Gail and J., New York
Gail, the owner of a thriving pastry business, deals with sugar all day long. In the evening, it’s about efficiency.
“What can I put on the table that won’t stress me out, that’s quick and nutritious and meat free?”
Sometimes the answer is soup, sometimes easy pastas like Spaghetti a la Trapanese, where a sauce made from blended tomatoes, garlic, cheese, olive oil, and toasted almonds coats hot pasta. Sure, they both love simple foods, but Gail can also usually anticipate what J. wants—they’ve been together for 31 years.
She can also anticipate what time J. will be done laying out her clothes, showering, debriefing from the workday, responding to emails, checking out the TV listings, and doing her nails.
“Miraculously, dinner is ready at the moment her nails are dry. Sound crazy? It’s not. It works for us. I love the act of preparing a meal, no matter how simple, while she scurries about. It’s the greatest gift I can give her.”
Maria and Josh, bloggers at Two Peas and Their Pod, Salt Lake City
A couple in which both halves adore being in the kitchen might seem like a couple perpetually sitting down to gourmet meals. But two cooks can be too many, causing occasional spats.

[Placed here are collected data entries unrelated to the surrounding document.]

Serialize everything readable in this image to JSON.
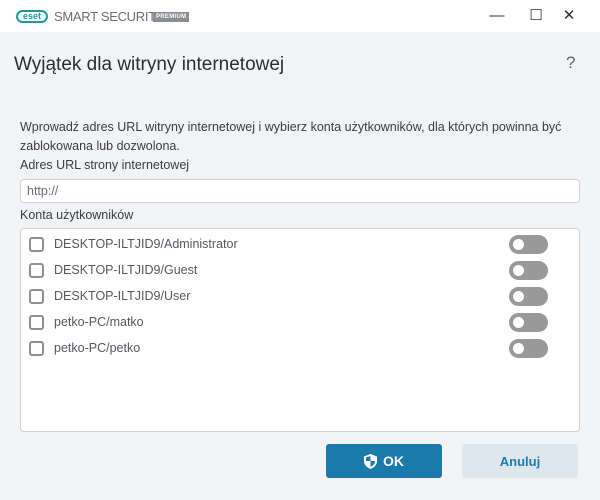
{
  "titlebar": {
    "logo": "eset",
    "brand": "SMART SECURITY",
    "edition": "PREMIUM",
    "minimize": "—",
    "maximize": "☐",
    "close": "✕"
  },
  "dialog": {
    "title": "Wyjątek dla witryny internetowej",
    "help": "?",
    "description": "Wprowadź adres URL witryny internetowej i wybierz konta użytkowników, dla których powinna być zablokowana lub dozwolona.",
    "url_label": "Adres URL strony internetowej",
    "url_value": "http://",
    "accounts_label": "Konta użytkowników",
    "accounts": [
      {
        "name": "DESKTOP-ILTJID9/Administrator",
        "checked": false,
        "toggle": false
      },
      {
        "name": "DESKTOP-ILTJID9/Guest",
        "checked": false,
        "toggle": false
      },
      {
        "name": "DESKTOP-ILTJID9/User",
        "checked": false,
        "toggle": false
      },
      {
        "name": "petko-PC/matko",
        "checked": false,
        "toggle": false
      },
      {
        "name": "petko-PC/petko",
        "checked": false,
        "toggle": false
      }
    ],
    "ok": "OK",
    "cancel": "Anuluj"
  }
}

“We sometimes argue about what to make,” said Maria. “Since we both love to cook, we both have endless ideas of recipes. Luckily, there are lots of days to cook dinner, so we usually save the other person’s idea for the next night.”
Luckily, their minds often settle on the same peace-creating dish: pizza.
“Josh makes the best pizza. He loves his BBQ Chicken Deluxe Pizza, but my favorite is our Sweet Potato Kale Pizza.”
And pizza’s division of labor is ideal: “Josh makes the pizza dough while I work on the sauce and toppings.
Jessy and Eric, New York
Opposites might attract, but opposite-sized appetites can cause kitchen conflict.
“Erik consumes an inordinate amount of milk each day,” said Jessy. “More than a few confrontations have arisen when I reach into the fridge for a splash of milk and there is none!”
In some places this might be remedied by filling the fridge top to bottom with gallons of milk, but in New York, where space is at a premium, it means near constant trips to the store.
Yet their most romantic meal revolves around — you guessed it — milk. At breakfast, Jessy “makes” Erik a bowl of cereal and sips her tea while he eats.
“I love sharing the tea with him,” she said.
In the evening, Erik reciprocates with complicated dinners so ambitious they wind up being enjoyed three hours late.
Cara and Alex, Brooklyn
For a long-time cook, blogger, and the content manager of Blue Apron, the habits of other couples are fascinating precisely because they reveal how normal my shared kitchen habits appear to be.
I’m happy to be the cook in the relationship and never mind doing a large portion of the cleaning, too. It’s my time to relax. Still, I’m always grateful when Alex picks up the dishcloth to dry and put away the pots and plates, my two least favorite tasks.
What I love most about cooking for us as a pair is figuring out how to feed us healthily, cheaply, and well. I think of it as a giant puzzle, and I devote considerable mental space to matching our likes and dislikes with what’s in season or already in the fridge.
And we never, ever go wrong with a plate of spaghetti with meatballs.